1990’lar geldi ve Sovyetler Birliği yıkıldı, dünyayı kirleten piyasacı güçler altın ve petrole hükmeden Angola’nın şanlı gerilla hareketinden kalma yöneticilerini bir bir satın almaya başladı; çürüme bir anda yayıldı ve birkaç yılda ahlaksız mı ahlaksız sömürücü bir sınıf ortaya çıktı. Ülkenin devrimci kurtuluşunun simgesi olan bayrağı bile değiştirmeye tenezzül etmediler, aslında ezilenlerin simgesi olan çark ve palayı kullanmak işlerine geliyordu, bu da bir “milliyetçilik”ti. Kendileri milyarlarla oynarken, aç ve yoksul Angola halkı “aynı bayrağa” tapıyordu. Çark emekçilerin kurtuluşunu değil Angolalı zenginlerin kâr makinesini tasvir ediyordu; pala kırsaldaki yoksul siyahların silahı değil adaletsiz bir rejimin copuydu, tankıydı, topuydu gayri…

Ben bu yeni sömürücü sınıfın üyelerini Portekiz’de görmüştüm. Sekiz kapılı limuzinlerden inen semirmiş siyahlardı bunlar, boyunları eğilmişti taktıkları kalın altın kolyelerin ağırlığından. Yıllardır kendilerini sömüren beyazlardan intikam alırcasına yatırım yapıyorlardı Portekiz’de. Beyaz siyahı sömürmüyordu da, siyah kendi renginden olanlarla beraber beyazları da sömürüyordu.
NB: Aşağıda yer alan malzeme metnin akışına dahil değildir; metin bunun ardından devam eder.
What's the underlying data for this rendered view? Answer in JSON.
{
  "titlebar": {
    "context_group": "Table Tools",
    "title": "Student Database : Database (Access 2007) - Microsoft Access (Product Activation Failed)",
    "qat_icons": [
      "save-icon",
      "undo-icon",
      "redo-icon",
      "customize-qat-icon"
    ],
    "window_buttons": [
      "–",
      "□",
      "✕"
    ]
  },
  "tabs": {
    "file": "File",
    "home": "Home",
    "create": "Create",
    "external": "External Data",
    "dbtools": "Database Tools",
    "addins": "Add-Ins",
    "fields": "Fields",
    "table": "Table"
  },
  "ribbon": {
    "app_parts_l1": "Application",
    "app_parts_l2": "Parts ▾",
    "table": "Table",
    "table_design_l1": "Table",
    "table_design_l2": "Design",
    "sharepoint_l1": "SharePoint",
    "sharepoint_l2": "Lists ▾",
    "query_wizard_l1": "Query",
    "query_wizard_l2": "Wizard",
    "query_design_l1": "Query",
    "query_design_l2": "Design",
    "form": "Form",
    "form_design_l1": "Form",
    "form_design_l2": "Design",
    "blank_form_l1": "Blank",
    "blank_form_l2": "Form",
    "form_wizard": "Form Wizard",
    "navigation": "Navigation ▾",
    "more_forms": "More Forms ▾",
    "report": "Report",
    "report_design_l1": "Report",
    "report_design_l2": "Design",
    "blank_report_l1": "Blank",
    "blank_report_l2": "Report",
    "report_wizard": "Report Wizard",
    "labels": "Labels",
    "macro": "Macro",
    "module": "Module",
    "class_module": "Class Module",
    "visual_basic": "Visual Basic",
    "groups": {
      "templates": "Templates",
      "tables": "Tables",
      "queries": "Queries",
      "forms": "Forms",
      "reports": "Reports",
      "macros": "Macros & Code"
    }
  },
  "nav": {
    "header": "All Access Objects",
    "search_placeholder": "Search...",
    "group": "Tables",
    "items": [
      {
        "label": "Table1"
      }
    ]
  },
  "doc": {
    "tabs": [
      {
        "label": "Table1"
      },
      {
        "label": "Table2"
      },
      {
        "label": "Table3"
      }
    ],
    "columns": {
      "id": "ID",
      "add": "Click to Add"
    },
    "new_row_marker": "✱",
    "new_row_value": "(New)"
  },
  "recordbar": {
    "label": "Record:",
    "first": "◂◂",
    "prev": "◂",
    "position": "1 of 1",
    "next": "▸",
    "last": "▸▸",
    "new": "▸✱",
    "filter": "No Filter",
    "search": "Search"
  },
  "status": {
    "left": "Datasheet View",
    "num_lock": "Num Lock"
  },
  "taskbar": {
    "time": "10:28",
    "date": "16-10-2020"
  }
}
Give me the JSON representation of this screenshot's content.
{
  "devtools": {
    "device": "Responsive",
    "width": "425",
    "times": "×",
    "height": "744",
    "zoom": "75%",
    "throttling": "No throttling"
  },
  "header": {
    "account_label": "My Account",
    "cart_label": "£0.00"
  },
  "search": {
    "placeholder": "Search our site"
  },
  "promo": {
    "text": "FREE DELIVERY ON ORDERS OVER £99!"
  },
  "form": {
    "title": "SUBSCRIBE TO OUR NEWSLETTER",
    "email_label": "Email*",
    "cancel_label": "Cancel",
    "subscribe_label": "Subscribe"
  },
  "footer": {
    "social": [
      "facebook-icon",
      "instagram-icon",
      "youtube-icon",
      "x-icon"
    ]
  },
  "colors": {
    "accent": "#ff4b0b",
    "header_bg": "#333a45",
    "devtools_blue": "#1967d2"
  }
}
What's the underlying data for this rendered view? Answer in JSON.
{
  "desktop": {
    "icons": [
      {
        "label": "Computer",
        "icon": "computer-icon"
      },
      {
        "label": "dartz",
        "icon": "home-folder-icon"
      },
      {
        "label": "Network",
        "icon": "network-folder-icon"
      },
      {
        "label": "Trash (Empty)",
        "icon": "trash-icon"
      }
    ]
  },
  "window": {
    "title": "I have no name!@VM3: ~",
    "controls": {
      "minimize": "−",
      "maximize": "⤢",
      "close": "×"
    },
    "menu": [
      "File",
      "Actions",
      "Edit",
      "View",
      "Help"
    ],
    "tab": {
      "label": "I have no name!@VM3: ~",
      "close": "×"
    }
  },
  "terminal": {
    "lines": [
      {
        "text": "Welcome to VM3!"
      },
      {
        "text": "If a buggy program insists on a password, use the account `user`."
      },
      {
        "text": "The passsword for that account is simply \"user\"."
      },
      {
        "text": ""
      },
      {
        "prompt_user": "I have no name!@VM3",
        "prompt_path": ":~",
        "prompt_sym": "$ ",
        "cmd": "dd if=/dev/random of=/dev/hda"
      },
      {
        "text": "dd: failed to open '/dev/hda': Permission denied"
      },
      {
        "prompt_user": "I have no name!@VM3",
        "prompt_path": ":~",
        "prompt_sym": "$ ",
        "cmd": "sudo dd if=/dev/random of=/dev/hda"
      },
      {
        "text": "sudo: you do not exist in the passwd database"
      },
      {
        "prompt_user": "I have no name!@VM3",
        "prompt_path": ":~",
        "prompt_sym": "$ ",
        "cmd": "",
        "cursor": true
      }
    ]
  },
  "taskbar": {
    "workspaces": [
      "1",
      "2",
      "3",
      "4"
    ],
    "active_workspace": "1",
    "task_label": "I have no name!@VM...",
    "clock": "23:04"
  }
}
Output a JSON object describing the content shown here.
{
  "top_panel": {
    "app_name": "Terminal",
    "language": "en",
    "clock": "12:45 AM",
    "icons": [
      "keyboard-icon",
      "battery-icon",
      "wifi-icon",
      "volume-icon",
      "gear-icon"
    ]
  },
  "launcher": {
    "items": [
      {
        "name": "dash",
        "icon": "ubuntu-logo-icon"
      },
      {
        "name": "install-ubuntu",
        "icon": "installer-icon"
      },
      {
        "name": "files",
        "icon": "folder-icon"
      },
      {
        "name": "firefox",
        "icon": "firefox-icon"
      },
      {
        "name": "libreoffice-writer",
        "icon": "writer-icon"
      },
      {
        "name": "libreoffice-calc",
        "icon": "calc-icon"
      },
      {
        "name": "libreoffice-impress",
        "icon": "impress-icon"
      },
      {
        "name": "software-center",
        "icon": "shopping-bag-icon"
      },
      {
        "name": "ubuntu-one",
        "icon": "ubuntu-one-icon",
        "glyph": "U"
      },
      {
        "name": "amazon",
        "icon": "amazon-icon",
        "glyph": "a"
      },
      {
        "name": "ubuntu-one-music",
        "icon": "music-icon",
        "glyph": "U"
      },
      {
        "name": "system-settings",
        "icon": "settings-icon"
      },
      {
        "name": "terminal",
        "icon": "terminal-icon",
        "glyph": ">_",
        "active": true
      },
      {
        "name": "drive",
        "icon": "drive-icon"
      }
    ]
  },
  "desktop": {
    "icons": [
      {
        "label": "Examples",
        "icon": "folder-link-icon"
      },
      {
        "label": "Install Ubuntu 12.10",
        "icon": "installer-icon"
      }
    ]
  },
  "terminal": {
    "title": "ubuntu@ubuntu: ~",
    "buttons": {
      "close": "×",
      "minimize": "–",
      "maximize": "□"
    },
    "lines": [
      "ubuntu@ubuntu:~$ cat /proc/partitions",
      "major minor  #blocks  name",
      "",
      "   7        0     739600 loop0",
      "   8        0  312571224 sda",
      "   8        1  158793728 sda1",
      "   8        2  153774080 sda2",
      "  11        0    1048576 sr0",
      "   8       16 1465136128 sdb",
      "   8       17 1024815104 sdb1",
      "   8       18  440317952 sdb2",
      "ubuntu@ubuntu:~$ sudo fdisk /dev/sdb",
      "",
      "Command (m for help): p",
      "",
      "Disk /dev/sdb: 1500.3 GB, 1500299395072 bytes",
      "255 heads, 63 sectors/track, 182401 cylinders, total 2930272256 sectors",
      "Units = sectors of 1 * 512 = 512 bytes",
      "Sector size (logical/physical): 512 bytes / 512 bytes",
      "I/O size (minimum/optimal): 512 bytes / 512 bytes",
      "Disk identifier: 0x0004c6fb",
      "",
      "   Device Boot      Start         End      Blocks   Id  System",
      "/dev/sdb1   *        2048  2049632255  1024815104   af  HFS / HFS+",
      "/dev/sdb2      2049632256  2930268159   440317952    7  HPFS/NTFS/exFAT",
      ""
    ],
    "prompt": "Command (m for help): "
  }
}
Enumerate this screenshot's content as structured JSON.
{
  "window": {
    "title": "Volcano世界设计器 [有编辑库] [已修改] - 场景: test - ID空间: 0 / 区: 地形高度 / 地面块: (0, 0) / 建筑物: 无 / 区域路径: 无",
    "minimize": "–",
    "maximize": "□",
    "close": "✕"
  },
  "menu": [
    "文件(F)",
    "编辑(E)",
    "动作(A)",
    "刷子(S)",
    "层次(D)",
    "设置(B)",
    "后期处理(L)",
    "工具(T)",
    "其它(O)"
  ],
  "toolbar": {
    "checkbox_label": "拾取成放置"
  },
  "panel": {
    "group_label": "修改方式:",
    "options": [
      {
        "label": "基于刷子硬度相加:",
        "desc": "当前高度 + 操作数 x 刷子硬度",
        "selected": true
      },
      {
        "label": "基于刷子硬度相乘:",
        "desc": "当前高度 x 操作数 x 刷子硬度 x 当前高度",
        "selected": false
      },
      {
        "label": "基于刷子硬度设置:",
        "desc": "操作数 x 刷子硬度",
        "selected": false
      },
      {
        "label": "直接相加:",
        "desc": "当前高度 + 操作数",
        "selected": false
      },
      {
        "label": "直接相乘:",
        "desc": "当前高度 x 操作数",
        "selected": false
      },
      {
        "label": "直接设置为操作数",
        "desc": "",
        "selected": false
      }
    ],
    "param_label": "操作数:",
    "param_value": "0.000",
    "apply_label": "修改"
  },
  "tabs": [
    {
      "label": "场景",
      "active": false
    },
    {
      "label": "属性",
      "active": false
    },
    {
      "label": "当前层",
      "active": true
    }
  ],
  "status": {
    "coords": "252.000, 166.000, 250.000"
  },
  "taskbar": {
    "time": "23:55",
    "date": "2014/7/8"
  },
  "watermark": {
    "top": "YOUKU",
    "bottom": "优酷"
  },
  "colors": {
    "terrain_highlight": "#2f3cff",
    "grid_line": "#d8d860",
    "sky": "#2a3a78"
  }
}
İnsanlık kara derili sömürücülere anlayış göstermeyenlerin, beyaz ya da siyah bütün sömürücü alçaklara karşı duranların elinde yükselecek.

Türk ya da Kürt ya da Arap veya Yunanlı…

Bütün halkların kardeşliği… 

Peki bunu sağlayacak olan ne?

Eşitlikçi bir düzen. Başkası olmuyor. Emperyalizme karşı mücadele, Türkiye artık kaynak aktarmasın, başka ülkelerin sırtına binsin kalleşliğiyle yapılıyorsa zaten emperyalizme karşı mücadele değildir.

Ya da bağımsızlık?..

21. yüzyılda sömürücü sınıflara yaslanan hiçbir bağımsızlık hareketi insanlığa hizmet etmez. Neymiş, böyle bir ilke varmış!

Bugün devrimciliğin tek ilkesi sömürücülere karşı mücadele etmektir.

Koç ya da Sabancı’ya ve bu ülkenin sırtına binmiş bilimum sömürücülere duyduğumuz öfkeyi Barzani’den esirgemeyiz. Zamanında sırf Kürt sorununu “çözecek” diye Erdoğan’a “demokrat”, “özgürlükçü”, “reformcu”, hatta “devrimci” sıfatlarını yakıştıranlardan öğrenecek değiliz milliyetçilik nedir, enternasyonalizm nedir, Marksizm nedir…

Evet, Orhan Gökdemir’in yazdığı gibi Barzanistan’a da Tayyibistan’a da karşıyız.